Jankowski: policjanci to nie są chłopcy do bicia
Szef policyjnych związków nie chce komentować, czy wczoraj policja użyła adekwatnych środków wobec manifestujących, ale jak twierdzi – nie widział ani jednego przekroczenia uprawnień przez funkcjonariuszy. Apeluje przy tym, żeby nie zachowywać się agresywnie wobec policjantów.

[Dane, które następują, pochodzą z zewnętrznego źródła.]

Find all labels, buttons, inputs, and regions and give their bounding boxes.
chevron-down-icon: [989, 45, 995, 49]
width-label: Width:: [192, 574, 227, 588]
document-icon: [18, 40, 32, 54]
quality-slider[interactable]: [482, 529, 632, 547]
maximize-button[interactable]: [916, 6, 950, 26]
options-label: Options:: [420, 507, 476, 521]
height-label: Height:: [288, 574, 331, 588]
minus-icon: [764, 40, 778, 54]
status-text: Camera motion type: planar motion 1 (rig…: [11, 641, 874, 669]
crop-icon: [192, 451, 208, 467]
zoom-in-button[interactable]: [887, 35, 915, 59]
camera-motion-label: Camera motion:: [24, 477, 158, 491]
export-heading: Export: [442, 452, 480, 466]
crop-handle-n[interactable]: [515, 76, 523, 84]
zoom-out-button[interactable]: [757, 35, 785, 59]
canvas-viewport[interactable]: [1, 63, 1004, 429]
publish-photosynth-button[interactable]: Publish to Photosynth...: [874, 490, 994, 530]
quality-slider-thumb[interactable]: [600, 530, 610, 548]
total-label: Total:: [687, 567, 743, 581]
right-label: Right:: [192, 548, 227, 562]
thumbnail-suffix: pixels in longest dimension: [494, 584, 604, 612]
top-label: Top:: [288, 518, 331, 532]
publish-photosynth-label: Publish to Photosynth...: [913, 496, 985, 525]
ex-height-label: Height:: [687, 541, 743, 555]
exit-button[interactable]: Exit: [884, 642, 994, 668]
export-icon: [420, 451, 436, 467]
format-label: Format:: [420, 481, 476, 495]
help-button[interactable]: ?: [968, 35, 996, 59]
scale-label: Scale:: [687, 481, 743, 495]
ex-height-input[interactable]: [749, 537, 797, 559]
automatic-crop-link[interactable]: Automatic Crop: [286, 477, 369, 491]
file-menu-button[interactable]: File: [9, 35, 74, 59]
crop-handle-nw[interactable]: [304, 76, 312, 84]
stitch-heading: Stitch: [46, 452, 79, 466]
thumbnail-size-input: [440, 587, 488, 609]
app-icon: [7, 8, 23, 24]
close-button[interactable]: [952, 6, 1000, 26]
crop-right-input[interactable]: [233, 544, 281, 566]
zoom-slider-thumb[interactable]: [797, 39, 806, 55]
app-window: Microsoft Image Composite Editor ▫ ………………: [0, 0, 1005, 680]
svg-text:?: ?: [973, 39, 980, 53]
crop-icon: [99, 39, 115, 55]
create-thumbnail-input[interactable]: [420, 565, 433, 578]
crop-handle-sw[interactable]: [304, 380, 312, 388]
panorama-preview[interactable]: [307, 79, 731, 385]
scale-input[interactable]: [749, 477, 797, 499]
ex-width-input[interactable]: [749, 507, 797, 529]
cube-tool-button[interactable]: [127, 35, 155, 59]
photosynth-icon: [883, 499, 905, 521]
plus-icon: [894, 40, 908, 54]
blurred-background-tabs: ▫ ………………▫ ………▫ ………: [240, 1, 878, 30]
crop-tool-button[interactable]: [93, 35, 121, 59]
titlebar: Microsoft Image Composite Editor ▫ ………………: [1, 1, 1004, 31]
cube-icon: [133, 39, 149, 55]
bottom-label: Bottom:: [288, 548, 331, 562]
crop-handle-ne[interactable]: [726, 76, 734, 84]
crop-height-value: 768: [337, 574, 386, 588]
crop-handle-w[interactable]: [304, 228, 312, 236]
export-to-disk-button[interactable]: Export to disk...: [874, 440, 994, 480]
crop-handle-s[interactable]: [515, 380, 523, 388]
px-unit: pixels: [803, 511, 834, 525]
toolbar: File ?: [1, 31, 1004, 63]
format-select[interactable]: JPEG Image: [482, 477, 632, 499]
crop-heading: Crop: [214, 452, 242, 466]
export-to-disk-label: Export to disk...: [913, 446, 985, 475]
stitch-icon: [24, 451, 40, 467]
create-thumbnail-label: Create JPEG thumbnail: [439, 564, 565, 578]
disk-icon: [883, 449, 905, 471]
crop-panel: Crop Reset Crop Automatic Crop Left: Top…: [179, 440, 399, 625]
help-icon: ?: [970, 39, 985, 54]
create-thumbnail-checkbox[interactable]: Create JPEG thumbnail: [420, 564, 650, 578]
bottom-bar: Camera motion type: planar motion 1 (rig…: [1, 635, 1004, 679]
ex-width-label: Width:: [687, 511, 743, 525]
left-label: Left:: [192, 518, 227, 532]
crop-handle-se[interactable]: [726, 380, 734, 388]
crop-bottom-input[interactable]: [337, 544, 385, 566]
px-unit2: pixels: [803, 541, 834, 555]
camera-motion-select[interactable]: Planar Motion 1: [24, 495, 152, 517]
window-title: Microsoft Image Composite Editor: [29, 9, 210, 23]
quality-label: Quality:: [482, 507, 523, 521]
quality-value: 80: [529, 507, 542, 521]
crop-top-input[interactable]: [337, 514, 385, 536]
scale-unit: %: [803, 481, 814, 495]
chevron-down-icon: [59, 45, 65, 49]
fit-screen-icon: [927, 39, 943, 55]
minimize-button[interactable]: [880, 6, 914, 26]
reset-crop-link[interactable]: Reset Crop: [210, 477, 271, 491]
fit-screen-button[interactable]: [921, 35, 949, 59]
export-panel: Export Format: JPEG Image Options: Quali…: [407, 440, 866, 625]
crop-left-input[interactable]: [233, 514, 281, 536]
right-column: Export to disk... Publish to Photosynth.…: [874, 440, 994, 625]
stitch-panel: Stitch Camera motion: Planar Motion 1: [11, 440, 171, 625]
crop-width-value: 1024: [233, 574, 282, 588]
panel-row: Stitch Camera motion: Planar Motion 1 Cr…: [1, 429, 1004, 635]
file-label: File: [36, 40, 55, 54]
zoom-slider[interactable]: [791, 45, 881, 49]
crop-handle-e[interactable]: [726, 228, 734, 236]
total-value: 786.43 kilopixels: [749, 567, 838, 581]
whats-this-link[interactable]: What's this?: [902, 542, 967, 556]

– Reakcję policji determinuje zachowanie demonstrantów. Skoro udało się kilka razy przeprowadzić Strajk Kobiet w wielu miastach w Polsce bez konfrontacji między manifestującymi a policjantami, to trzeba to kontynuować. Natomiast każdy atak na funkcjonariuszy spotka się z reakcją. Policjanci to nie są chłopcy do bicia. Jeżeli stoi kordon, to niech nikt nie próbuje się przez niego przebijać, bo w ten sposób naraża się na użycie środków przymusu bezpośredniego – tłumaczy.

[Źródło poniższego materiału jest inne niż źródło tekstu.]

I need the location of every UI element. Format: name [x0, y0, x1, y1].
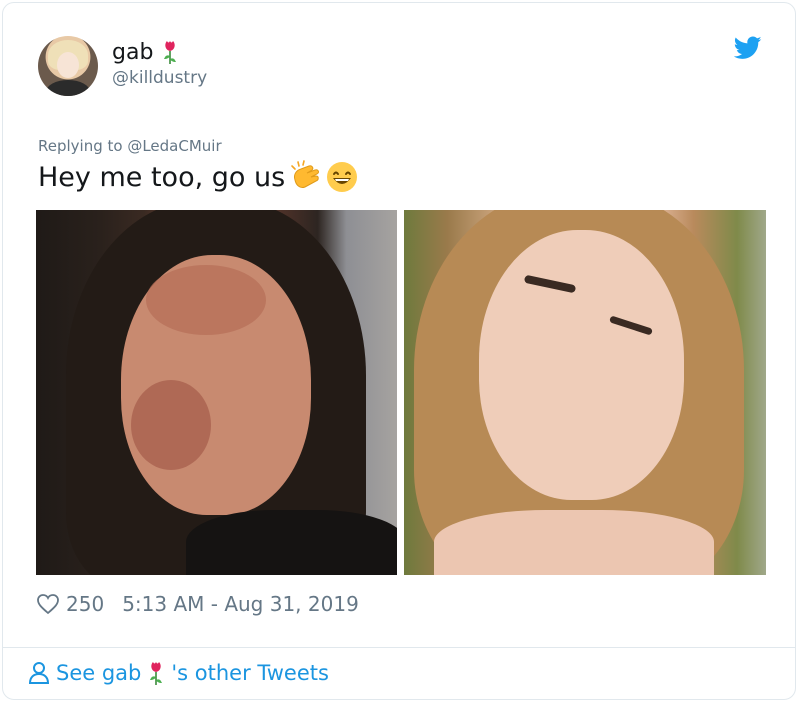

– Nie chcę komentować kwestii barierek przed Sejmem, bo to kompetencje marszałka Sejmu, ani działań policjantów po cywilnemu, bo to sprawy operacyjne. Aczkolwiek tacy policjanci zawsze towarzyszą działaniom pododdziałów zwartych – tłumaczy Rafał Jankowski
– Podkreślam jednak, że my nie stoimy na ulicach, dlatego, że mamy na to ochotę. Policjanci z oddziałów prewencji i inni woleliby pełnić służbę w swoich macierzystych jednostkach. Takie decyzje zapadają, by zapewnić bezpieczeństwo całemu społeczeństwu, parlamentarzystom, ale też nie dopuścić do konfrontacji manifestujących np. z kibolstwem, które tylko na to czeka – mówi w rozmowie z Onetem.
– Zwracam się do protestujących: jeśli nie podoba wam się ta władza, to manifestujcie, macie do tego prawo, ale przypominam, że w czasie pandemii jest to nielegalne. Natomiast policja zawsze będzie reagowała, jeżeli agresja będzie zwrócona w jej stronę – zaznacza Rafał Jankowski.